Alabama Media Group’s director of breaking news Michelle Reedy Jones was once again the center of attention for something she typed recently after posting a tweet many thought was little more than a very insensitive suicide joke.
The Twitter tempest started Nov. 20 when Jones posted an item about the suicide last week of the husband of former Florida Secretary of State Katherine Harris, who most famously oversaw the recount of her state’s presidential vote in 2000 that ultimately led to George W. Bush being elected. Many seemed to believe the hashtag Jones added to her tweet was nothing more than some inappropriate gallows humor.
“Former FL Secretary of State Katherine Harris’ husband dead of apparent suicide #hangingchad,” Jones wrote.
Almost immediately emails and Facebook posts were calling Jones out on her tweet. She found a particularly harsh audience among former Press-Register employees posting on the Bewildered Alabama Newspaper Readers Facebook page, a forum frequented by former P-R employees. Many there castigated Jones for being “tacky” and an “idiot.”
Jones defended herself both on the Facebook page and on Twitter, denying any kind of intended suicide humor with the hashtag and ultimately writing “I was thinking, ‘Katherine Harris = Hanging chads.’ Now, back to 10,000 other news items. Human. Fallible. Et al.”
But the tweet and backlash ultimately ended up going big as nationally known media columnist Jim Romenesko gave it play under the heading “Inappropriate Hashtag?” featuring Jones’ tweet and a comment by former P-R columnist Dan Murphy in which he tells her she needs an editor.
Jones, who was brought in last year as Mobile’s content editor for the Alabama Media Group, has been no stranger to high-profile social media gaffes. Early this year she tweeted about having to investigate two employees for plagiarism — though she said they were not al.com workers — and about the overall laziness of people in their 20s.
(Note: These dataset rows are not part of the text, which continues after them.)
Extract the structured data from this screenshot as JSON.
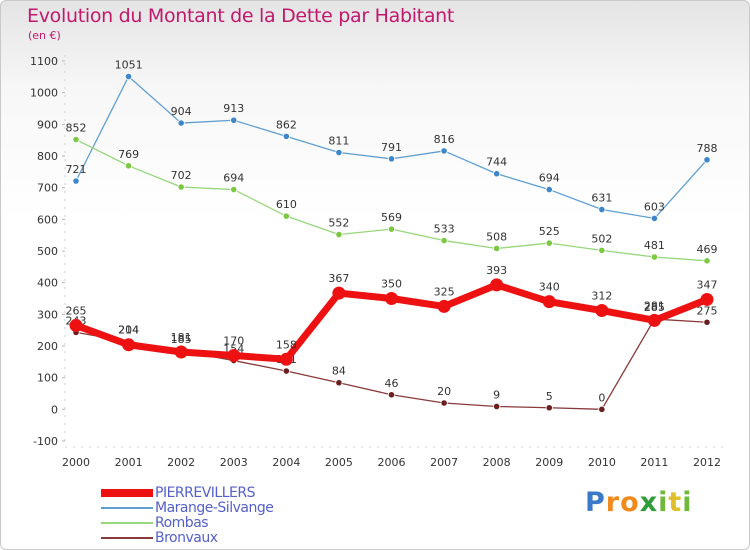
{
  "title": "Evolution du Montant de la Dette par Habitant",
  "subtitle": "(en €)",
  "logo_letters": [
    "P",
    "r",
    "o",
    "x",
    "i",
    "t",
    "i"
  ],
  "logo_colors": [
    "#3a78c8",
    "#f08a1c",
    "#f08a1c",
    "#2f9e3a",
    "#6fb83a",
    "#e0c02a",
    "#6fb83a"
  ],
  "chart_data": {
    "type": "line",
    "x": [
      "2000",
      "2001",
      "2002",
      "2003",
      "2004",
      "2005",
      "2006",
      "2007",
      "2008",
      "2009",
      "2010",
      "2011",
      "2012"
    ],
    "ylim": [
      -100,
      1100
    ],
    "yticks": [
      "-100",
      "0",
      "100",
      "200",
      "300",
      "400",
      "500",
      "600",
      "700",
      "800",
      "900",
      "1000",
      "1100"
    ],
    "grid": false,
    "legend_position": "bottom-left",
    "series": [
      {
        "name": "Marange-Silvange",
        "color": "#5f9fd0",
        "point_color": "#3d86c9",
        "values": [
          721,
          1051,
          904,
          913,
          862,
          811,
          791,
          816,
          744,
          694,
          631,
          603,
          788
        ]
      },
      {
        "name": "Rombas",
        "color": "#96d77a",
        "point_color": "#7cc842",
        "values": [
          852,
          769,
          702,
          694,
          610,
          552,
          569,
          533,
          508,
          525,
          502,
          481,
          469
        ]
      },
      {
        "name": "Bronvaux",
        "color": "#8a3a3a",
        "point_color": "#6b1e1e",
        "values": [
          243,
          214,
          185,
          154,
          121,
          84,
          46,
          20,
          9,
          5,
          0,
          285,
          275
        ]
      },
      {
        "name": "PIERREVILLERS",
        "color": "#ee1111",
        "point_color": "#ee1111",
        "values": [
          265,
          204,
          181,
          170,
          158,
          367,
          350,
          325,
          393,
          340,
          312,
          281,
          347
        ]
      }
    ]
  }
}
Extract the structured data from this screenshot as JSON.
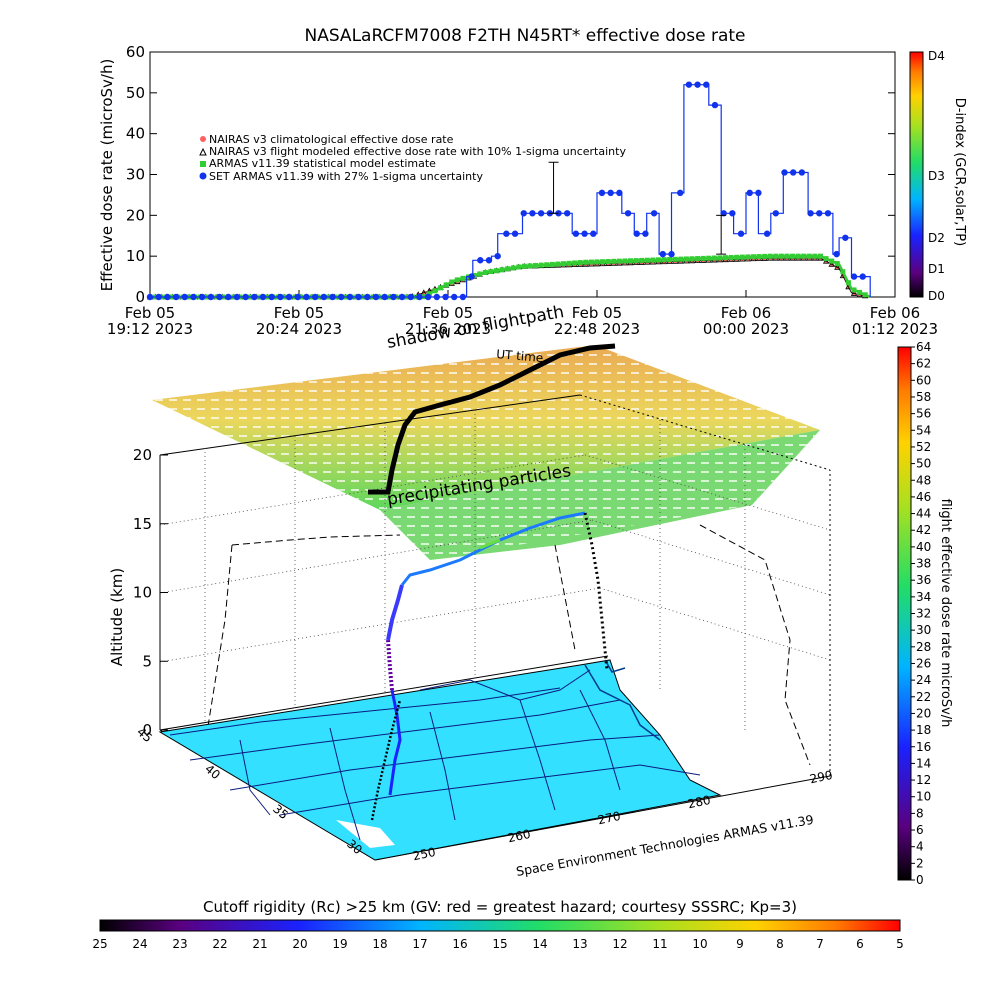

Jones followed that up in April by accidentally sending an email meant for her AMG superiors to many of her staffers. In that email she referred to some of those staffers as “turds.”
The attention from the hangingchad hashtag brought more than just negative comments from former co-workers and media critics, according to Jones. In a final post to the Bewildered page, Jones said she had actually been threatened.
“I have just received the first threatening email of my career, a threat that mentions my family. Would all of you like to celebrate that? I have small children. I have been bombarded for three days for a Twitter hashtag that not for one second was meant to funny, hurtful or even ironic. Mistake? Sure. But does my family, my daughters, deserve to be threatened for that? You all are right. Words have consequences,” she wrote.
Updated 12/5/13 to remove radio ratings data that contained errors.